REPUBLIKA.CO.ID, BANDUNG -- Proses riset yang dilakukan dalam rangka mengejar kemandirian vaksin membutuhkan waktu yang cukup lama. Alternatif yang bisa dilakukan untuk memangkas waktu proses riset tersebut ialah dengan membeli dan memanfaatkan platform teknologi terbaru.
Direktur Riset dan Pengembangan Produk Bio Farma Sugeng Raharso mengatakan salah satu proses yang membutuhkan waktu cukup lama ialah riset beban penyakit hingga menemukan mikroorganisma yang baik serta memformulasikannya. Proses ini, lanjut Sugeng, membutuhkan waktu sekitar 10-12 tahun.

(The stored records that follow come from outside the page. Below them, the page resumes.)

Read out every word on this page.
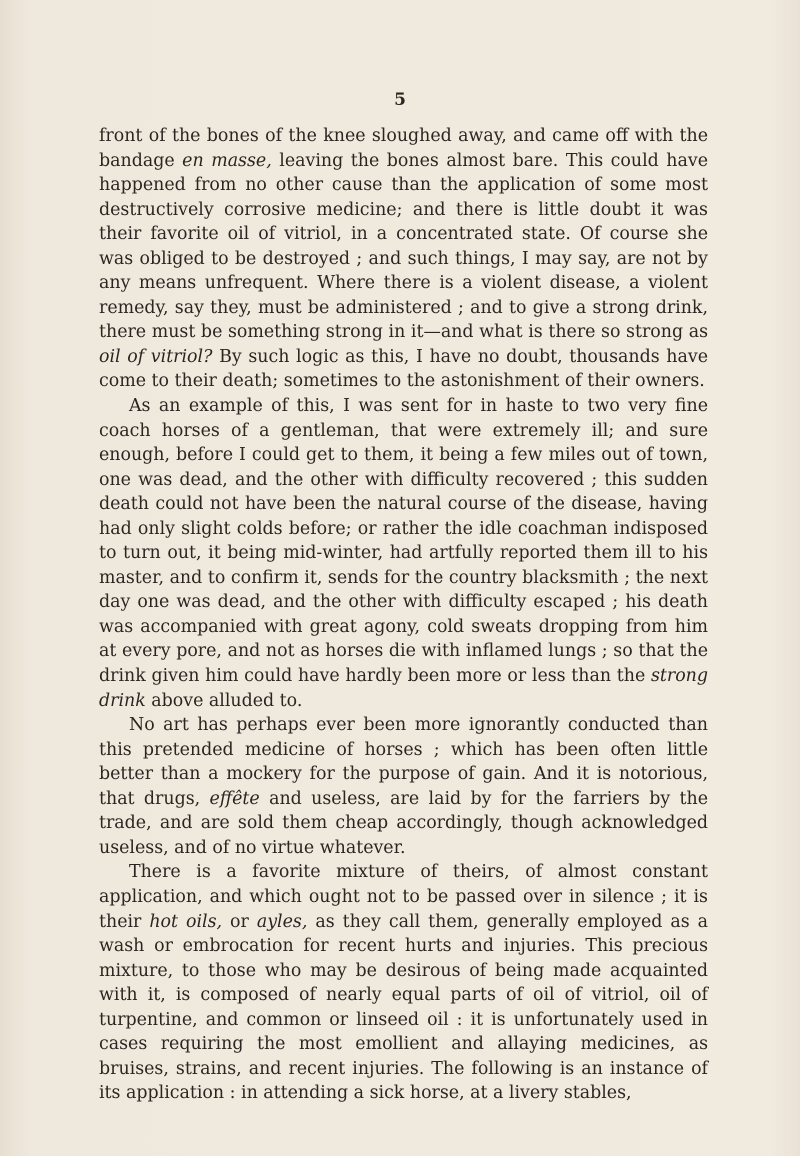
5

front of the bones of the knee sloughed away, and came off with the bandage en masse, leaving the bones almost bare. This could have happened from no other cause than the application of some most destructively corrosive medicine; and there is little doubt it was their favorite oil of vitriol, in a concentrated state. Of course she was obliged to be destroyed ; and such things, I may say, are not by any means unfrequent. Where there is a violent disease, a violent remedy, say they, must be administered ; and to give a strong drink, there must be something strong in it—and what is there so strong as oil of vitriol? By such logic as this, I have no doubt, thousands have come to their death; sometimes to the astonishment of their owners.

As an example of this, I was sent for in haste to two very fine coach horses of a gentleman, that were extremely ill; and sure enough, before I could get to them, it being a few miles out of town, one was dead, and the other with difficulty recovered ; this sudden death could not have been the natural course of the disease, having had only slight colds before; or rather the idle coachman indisposed to turn out, it being mid-winter, had artfully reported them ill to his master, and to confirm it, sends for the country blacksmith ; the next day one was dead, and the other with difficulty escaped ; his death was accompanied with great agony, cold sweats dropping from him at every pore, and not as horses die with inflamed lungs ; so that the drink given him could have hardly been more or less than the strong drink above alluded to.

No art has perhaps ever been more ignorantly conducted than this pretended medicine of horses ; which has been often little better than a mockery for the purpose of gain. And it is notorious, that drugs, effête and useless, are laid by for the farriers by the trade, and are sold them cheap accordingly, though acknowledged useless, and of no virtue whatever.

There is a favorite mixture of theirs, of almost constant application, and which ought not to be passed over in silence ; it is their hot oils, or ayles, as they call them, generally employed as a wash or embrocation for recent hurts and injuries. This precious mixture, to those who may be desirous of being made acquainted with it, is composed of nearly equal parts of oil of vitriol, oil of turpentine, and common or linseed oil : it is unfortunately used in cases requiring the most emollient and allaying medicines, as bruises, strains, and recent injuries. The following is an instance of its application : in attending a sick horse, at a livery stables,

Untuk itu, Sugeng mengatakan Bio Farma berupaya melakukan percepatan riset dan pengembangan produk. Salah satu yang dilakukan Bio Farma ialah melakukan sinergi dengan berbagai pihak termasuk belanja platform teknologi produk faksin dan life science ke luar negeri. "Seperti ke Jerman dan Australia," terang Sugeng dalam Workshop Manajemen Industri Vaksin Negara Islam pada 15-18 November di Bio Farma.

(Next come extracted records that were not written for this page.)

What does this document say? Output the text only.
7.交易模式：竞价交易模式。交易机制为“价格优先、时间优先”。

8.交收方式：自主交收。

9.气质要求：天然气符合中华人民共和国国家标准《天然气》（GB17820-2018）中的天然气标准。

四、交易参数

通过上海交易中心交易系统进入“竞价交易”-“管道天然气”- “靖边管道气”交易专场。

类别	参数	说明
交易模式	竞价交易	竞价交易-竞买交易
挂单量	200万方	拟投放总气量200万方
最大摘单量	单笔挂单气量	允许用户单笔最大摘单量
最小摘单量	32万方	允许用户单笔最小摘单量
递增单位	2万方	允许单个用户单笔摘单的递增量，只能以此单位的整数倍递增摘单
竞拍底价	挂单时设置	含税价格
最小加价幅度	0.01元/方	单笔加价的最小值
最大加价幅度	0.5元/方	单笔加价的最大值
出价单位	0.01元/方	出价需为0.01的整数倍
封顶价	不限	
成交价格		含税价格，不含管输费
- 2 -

Proses produksi vaksin memang membutuhkan waktu yang cukup lama karena ada beberapa tahap uji yang harus dilakukan demi menjamin keamanan, kualitas serta keampuhan atau efikasi produk. Kepala Divisi Surveilans dan Uji Klinis Bio Fara Novilia S Bachtiar mengatakan pengembangan vaksin baru akan diawali dengan uji pre-klinik. Setelahnya, akan dilakukan uji klinis atau clinical trial yang disusul dengan registrasi produk serta post marketing surveilans.
Tahap uji klinis sendiri, lanjut Nolivia, terbagi menjadi tiga tahap. Uji Klinis tahap I dilakukan untuk mengetahui keamanan produk dan juga efek samping yang ditimbulkan. Tahap II, tambah Novilia, dilakukan utnuk mengetahui dan mengevaluasi respon imunitas dengan menambah jumlah responden yang lebih besar. "Tahap III untuk mengetahui tingkat efikasi atau keampuhan vaksin dengan subjek yang sudah ditentukan," jelas Novilia.

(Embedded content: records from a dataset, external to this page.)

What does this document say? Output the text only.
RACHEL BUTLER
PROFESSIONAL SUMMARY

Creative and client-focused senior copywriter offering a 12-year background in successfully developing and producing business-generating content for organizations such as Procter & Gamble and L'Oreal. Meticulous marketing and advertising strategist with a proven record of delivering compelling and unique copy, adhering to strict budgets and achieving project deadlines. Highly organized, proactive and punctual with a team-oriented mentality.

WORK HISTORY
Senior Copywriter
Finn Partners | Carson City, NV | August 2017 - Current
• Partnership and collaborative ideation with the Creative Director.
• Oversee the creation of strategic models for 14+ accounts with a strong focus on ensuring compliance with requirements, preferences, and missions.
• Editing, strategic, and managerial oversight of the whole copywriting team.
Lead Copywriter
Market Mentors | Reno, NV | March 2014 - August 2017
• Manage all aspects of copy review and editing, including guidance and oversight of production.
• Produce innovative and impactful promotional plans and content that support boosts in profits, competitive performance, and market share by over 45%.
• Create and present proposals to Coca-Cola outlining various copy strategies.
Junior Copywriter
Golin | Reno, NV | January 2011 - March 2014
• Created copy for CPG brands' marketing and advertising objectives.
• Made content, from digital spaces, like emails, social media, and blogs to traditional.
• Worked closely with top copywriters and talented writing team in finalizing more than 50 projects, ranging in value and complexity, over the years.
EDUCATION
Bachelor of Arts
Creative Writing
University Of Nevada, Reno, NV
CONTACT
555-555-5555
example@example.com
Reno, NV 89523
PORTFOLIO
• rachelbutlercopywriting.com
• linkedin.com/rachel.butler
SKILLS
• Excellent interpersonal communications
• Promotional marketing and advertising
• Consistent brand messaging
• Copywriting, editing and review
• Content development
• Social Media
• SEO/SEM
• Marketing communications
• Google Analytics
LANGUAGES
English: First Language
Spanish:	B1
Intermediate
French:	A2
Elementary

Selain memaparkan proses produksi vaksin yang meliputi uji klinis hingga quality control, Workshop Manajemen Industri Vaksin Negara Islam di Bandung ini juga membahas masalah pengelolaan limbah produksi hingga informasi terbaru mengenai pengawasan penyakit menular dan penyehatan lingkungan. Tak ketinggalan, Workshop yang dihadiri 10 negara dan tiga lembaga dunia seperti WHO, UNICEF dan Islamic Development Bank ini juga melakukan review terhadap produk vaksin baru untuk program dasar imunisasi di negara Islam.